Ionesco, E. (2015) (1959). Rhinoceros (Rhinoceros and Other Plays). Trans. Derek Prouse. New York: Grove Press.
Kundera, M. (1995) (1984). The Unbearable Lightness of Being. Trans. Michael Henry Heim. London: Faber and Faber.
Satrapi, M. (2008) (2003). Persepolis. Trans. Anjali Singh. London: Vintage.
Sijie, D. Balzac and the Little Chinese Seamstress (2000)
Solzhenitsyn, A. (2000) (1962) A Day in the Life of Ivan Denisovich. Trans. Ralph Parker. London: Penguin.
See the library reading list for this module (Canterbury)

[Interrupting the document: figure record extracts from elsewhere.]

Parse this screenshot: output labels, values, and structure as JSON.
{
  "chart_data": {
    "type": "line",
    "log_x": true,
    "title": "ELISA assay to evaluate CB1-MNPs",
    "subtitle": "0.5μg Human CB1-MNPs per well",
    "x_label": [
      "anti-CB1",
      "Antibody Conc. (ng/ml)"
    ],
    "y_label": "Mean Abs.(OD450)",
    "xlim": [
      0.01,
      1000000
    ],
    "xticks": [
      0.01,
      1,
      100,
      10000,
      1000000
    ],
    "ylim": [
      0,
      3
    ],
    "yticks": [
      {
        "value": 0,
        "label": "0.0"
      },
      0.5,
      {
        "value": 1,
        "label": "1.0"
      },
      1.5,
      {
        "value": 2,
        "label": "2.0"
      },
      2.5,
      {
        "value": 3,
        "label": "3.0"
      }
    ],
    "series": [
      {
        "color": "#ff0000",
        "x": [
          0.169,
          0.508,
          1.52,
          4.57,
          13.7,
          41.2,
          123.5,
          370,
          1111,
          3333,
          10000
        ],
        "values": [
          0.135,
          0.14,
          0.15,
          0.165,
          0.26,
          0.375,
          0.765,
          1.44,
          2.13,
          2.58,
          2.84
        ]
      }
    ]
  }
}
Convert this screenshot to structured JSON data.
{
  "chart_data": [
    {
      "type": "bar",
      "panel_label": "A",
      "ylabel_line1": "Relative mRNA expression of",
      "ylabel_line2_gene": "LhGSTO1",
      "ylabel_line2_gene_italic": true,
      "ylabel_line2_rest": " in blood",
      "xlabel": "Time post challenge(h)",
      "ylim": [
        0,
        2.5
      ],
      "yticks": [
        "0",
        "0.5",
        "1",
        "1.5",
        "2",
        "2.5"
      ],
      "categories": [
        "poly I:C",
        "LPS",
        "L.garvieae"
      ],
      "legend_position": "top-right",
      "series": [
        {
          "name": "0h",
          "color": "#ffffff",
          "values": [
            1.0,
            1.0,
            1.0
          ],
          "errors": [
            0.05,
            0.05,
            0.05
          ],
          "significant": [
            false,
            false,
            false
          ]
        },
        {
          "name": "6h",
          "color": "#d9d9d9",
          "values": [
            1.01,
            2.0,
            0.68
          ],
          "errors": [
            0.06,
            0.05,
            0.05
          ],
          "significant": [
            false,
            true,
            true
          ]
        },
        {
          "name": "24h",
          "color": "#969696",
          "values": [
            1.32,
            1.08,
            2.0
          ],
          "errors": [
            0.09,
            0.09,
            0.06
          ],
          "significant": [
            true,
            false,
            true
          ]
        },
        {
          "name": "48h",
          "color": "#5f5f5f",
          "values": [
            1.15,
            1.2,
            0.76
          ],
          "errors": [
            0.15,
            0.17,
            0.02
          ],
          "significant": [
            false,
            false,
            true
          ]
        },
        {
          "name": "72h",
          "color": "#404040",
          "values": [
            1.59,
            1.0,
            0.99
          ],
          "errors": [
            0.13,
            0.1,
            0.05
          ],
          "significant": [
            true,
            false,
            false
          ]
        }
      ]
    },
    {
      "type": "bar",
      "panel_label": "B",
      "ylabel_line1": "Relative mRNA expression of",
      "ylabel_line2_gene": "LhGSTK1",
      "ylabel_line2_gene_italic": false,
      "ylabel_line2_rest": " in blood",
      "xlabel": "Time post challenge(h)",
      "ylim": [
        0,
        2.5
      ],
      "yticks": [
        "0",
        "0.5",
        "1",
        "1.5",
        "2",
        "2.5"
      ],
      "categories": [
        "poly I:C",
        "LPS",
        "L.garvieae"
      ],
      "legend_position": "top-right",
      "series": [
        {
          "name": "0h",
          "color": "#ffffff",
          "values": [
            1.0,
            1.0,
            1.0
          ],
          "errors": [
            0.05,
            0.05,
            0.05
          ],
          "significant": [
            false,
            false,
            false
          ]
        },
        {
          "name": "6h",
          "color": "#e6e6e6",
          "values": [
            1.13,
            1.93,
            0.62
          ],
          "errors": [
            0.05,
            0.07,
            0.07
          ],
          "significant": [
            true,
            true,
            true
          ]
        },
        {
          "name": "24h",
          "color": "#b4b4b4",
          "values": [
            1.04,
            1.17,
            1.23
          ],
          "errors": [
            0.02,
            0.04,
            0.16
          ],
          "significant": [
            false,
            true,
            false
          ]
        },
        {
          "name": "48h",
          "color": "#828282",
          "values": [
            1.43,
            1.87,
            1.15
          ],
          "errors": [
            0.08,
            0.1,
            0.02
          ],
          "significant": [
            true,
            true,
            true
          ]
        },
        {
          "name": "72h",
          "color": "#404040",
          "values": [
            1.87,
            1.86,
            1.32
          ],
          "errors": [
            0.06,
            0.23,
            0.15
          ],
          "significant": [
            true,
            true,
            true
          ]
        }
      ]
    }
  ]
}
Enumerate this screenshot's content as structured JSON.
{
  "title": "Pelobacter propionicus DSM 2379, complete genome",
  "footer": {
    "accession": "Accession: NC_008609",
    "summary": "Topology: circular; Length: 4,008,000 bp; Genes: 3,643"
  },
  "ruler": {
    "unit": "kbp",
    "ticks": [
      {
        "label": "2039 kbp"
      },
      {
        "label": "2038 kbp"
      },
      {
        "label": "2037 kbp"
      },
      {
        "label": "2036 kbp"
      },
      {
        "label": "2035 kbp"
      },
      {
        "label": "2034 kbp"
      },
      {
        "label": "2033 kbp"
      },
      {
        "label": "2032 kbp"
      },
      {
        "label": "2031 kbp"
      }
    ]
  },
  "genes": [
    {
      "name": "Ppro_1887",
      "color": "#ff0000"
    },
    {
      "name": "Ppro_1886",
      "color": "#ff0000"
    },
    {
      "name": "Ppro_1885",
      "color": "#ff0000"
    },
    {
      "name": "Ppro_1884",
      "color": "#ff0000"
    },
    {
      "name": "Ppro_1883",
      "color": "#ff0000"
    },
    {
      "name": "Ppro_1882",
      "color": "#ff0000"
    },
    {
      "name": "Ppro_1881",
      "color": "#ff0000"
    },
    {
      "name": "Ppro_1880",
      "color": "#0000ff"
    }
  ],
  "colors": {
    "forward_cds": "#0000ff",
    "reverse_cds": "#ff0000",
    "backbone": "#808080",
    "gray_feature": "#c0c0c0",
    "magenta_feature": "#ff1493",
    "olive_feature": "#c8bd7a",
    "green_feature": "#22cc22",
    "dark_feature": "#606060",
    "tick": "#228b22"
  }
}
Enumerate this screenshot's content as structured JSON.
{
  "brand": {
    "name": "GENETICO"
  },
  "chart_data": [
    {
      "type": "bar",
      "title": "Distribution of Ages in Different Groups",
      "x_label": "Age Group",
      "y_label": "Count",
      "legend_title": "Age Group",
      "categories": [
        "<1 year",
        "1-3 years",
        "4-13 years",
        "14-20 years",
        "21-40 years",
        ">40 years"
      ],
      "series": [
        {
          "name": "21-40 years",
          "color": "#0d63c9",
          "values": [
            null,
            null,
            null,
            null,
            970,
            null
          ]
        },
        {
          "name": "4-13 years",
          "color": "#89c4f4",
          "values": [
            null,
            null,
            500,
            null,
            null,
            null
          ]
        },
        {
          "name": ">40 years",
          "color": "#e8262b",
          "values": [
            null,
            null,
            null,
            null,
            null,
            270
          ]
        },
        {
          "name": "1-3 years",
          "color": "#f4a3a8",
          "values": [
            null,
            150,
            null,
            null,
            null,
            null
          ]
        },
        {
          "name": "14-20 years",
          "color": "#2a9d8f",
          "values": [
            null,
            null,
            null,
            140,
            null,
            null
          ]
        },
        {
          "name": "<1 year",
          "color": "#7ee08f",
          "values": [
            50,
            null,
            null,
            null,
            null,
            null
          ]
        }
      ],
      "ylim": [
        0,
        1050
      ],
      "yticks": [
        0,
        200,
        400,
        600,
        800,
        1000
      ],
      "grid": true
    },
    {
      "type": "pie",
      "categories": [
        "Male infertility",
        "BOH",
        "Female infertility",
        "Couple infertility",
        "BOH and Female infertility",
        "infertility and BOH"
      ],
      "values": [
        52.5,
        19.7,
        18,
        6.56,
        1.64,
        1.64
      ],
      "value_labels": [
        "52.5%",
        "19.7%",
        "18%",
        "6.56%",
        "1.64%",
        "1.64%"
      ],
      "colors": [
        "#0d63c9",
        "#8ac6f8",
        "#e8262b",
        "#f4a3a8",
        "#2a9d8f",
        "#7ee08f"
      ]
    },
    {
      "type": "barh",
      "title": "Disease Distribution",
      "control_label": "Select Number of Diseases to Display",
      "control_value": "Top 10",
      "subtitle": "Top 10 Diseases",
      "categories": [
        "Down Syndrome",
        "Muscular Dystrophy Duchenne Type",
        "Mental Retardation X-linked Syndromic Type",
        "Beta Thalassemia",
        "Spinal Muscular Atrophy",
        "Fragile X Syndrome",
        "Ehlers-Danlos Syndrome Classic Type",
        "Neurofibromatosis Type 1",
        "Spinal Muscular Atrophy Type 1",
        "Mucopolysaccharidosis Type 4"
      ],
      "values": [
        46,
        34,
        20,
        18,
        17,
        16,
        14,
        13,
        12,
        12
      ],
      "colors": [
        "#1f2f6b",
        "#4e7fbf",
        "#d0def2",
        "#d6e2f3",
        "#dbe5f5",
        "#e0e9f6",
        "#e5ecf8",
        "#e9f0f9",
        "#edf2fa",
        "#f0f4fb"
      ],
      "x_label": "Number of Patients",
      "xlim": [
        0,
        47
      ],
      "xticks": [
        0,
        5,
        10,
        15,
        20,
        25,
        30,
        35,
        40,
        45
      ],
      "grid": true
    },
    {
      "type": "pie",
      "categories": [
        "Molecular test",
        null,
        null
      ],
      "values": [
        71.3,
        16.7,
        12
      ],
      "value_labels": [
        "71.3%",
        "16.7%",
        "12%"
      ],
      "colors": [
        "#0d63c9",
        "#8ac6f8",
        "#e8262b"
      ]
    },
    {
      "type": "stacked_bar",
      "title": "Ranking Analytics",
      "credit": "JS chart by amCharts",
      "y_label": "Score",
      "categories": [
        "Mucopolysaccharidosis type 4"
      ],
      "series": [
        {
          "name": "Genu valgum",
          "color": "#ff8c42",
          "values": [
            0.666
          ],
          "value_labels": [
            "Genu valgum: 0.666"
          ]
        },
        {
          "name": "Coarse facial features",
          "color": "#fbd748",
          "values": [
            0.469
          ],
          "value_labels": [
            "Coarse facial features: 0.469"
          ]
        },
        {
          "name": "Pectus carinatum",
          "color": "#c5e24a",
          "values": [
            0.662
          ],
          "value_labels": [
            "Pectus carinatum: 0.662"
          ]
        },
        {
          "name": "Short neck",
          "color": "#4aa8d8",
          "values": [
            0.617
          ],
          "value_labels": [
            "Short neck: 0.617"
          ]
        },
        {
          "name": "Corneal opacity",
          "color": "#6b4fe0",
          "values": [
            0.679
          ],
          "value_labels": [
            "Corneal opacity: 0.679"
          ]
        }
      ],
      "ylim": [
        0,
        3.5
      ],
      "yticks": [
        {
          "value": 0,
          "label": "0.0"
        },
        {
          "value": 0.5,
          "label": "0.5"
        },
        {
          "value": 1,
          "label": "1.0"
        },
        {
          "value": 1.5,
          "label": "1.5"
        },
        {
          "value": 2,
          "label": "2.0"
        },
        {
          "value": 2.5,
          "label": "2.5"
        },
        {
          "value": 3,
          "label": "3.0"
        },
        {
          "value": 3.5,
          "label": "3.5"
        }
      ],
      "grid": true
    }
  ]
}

On successfully completing the module Level 5 students will be able to:
Demonstrate awareness of and ability to analyse discursive power relations (political, ethnic, gendered, etc.);
Demonstrate an understanding of the interplay between ideology and the imagination, politics and literature;
Demonstrate an understanding of the interrelation of fact and fiction;
Demonstrate an understanding of literature in its function as a catalyst and product of identity formation;
Demonstrate an awareness of literature in its function as a vehicle of cultural self-reflection;
Select and synthesise complex material and develop and defend arguments both in class and in writing in a comparative context;
Demonstrate an improved ability to undertake the comparative analysis of literature.